The "single market" means that Europe can easily use its savings for its citizens and businesses.Every year three/four hundred billion dollars cross the Atlantic to invest in the American market.The paradox of producing a Europe that, due to the lack of integration, cannot use its savings in those companies and wants to grow in the Union.

Here is an example, just one, of a "single" market price that is still far from such.We have been talking about it for a few decades, but now the European Commission has decided to tackle this problem seriously.The idea is to create a "European Delaware", that is, a legal environment where a company from any EU country can do what it could do in the US.In March the Commission - which alone has the power to make proposals - will send its plan to the European Council.Especially since the Commission has a monopoly on applications, it is important to start in the right way because the change of decision once made is difficult.

In the past, Brussels made the same proposal, but it applied to all European companies, not just startups.It was a revolution, perhaps not even necessary, because it is easy for a large company to support the constant costs of moving within the EU (as seen, for example, with Exor and Stellantis).And in fact the European Council (also under pressure from professionals who were afraid of losing a large number of their clients, or simply because the politicians of the member states risked losing the power they exercise over businesses that are no longer European), rejected the offer.Nothing has happened since, which underscores the importance of starting on the right foot.

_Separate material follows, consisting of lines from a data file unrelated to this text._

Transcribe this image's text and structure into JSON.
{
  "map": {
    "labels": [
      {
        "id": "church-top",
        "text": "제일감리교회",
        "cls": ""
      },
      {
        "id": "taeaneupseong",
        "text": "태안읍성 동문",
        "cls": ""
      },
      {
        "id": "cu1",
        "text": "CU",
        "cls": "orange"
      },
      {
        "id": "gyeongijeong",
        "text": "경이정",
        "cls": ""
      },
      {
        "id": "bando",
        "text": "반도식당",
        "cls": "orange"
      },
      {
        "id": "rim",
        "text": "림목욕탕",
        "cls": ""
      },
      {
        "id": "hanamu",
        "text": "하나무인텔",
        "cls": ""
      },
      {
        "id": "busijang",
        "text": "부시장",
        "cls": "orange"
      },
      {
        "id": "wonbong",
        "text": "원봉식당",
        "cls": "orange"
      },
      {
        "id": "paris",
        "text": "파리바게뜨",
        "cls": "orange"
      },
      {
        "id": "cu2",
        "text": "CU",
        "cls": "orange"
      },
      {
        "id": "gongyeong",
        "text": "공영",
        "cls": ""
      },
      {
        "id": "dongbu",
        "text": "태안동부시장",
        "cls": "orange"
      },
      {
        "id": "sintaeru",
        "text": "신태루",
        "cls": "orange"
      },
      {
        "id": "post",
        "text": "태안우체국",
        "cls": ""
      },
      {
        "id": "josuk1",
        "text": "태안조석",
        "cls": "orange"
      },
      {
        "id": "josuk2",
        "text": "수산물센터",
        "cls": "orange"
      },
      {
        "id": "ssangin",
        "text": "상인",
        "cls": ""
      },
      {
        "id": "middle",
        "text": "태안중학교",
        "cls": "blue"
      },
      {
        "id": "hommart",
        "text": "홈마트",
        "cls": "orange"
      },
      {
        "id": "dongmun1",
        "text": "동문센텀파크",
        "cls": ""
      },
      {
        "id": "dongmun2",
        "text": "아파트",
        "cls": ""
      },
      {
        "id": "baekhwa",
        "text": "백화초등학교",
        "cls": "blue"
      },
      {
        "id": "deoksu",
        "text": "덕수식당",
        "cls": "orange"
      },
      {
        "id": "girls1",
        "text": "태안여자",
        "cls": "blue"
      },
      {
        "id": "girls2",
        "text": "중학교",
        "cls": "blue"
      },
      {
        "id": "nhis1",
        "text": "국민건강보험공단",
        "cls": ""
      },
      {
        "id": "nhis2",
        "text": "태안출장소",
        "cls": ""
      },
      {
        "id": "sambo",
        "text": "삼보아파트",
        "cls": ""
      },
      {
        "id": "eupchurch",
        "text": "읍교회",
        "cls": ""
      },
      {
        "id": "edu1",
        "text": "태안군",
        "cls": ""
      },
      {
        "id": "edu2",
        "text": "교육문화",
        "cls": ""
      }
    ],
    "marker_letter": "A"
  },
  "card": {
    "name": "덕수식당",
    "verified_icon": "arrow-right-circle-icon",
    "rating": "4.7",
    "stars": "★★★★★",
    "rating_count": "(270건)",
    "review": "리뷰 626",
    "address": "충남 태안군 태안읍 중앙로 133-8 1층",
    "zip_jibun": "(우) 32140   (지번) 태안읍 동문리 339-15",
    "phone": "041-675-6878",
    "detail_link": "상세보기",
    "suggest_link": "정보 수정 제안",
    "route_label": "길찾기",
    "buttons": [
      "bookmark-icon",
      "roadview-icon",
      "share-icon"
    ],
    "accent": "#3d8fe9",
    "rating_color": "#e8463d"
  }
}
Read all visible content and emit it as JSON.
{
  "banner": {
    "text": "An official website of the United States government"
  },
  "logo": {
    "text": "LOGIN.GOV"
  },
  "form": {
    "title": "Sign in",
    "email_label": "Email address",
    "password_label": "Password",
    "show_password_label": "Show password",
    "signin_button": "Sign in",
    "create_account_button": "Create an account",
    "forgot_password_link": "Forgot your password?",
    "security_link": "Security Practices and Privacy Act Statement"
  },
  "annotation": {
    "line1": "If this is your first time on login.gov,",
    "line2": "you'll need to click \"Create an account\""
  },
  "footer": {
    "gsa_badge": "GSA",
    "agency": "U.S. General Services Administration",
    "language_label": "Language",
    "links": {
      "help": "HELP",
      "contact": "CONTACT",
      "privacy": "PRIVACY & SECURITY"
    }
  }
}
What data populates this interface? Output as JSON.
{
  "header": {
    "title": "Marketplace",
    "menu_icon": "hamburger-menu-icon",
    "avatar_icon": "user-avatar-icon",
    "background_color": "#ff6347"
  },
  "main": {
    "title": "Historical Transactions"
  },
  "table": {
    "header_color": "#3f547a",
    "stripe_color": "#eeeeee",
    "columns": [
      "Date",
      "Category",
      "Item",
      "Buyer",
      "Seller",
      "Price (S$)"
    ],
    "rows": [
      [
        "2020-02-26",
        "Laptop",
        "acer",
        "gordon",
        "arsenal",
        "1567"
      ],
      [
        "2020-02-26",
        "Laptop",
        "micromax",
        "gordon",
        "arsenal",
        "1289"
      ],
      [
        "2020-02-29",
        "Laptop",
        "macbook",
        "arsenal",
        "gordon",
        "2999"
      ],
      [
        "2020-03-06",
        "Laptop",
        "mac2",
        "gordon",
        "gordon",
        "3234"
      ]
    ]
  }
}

Two years ago, the Letta Report commissioned by the European Council took up the idea of ​​a 'European Delaware', but again it was not limited to specific companies.In view of what has already happened, it is important that the proposal to be approved by the Commission on March 18 does not apply to all companies, regardless of their size, but to innovative startups and, perhaps, to certain other well-defined typologies, such as companies in the defense sector.It's not just about creating the right environment for business.Above all, it is to begin to understand that Europe is not limited to regulation, but is able to create the conditions, so that innovation is not a subject taught in universities.In recent months, in different ways, the European Union has understood that the world is changing.These obligations must also be answered through dialogue and openness.The approach led to agreements with India and Mercosur.It would be strange if, while the barriers to other continents are thrown down, those of the Union remain high.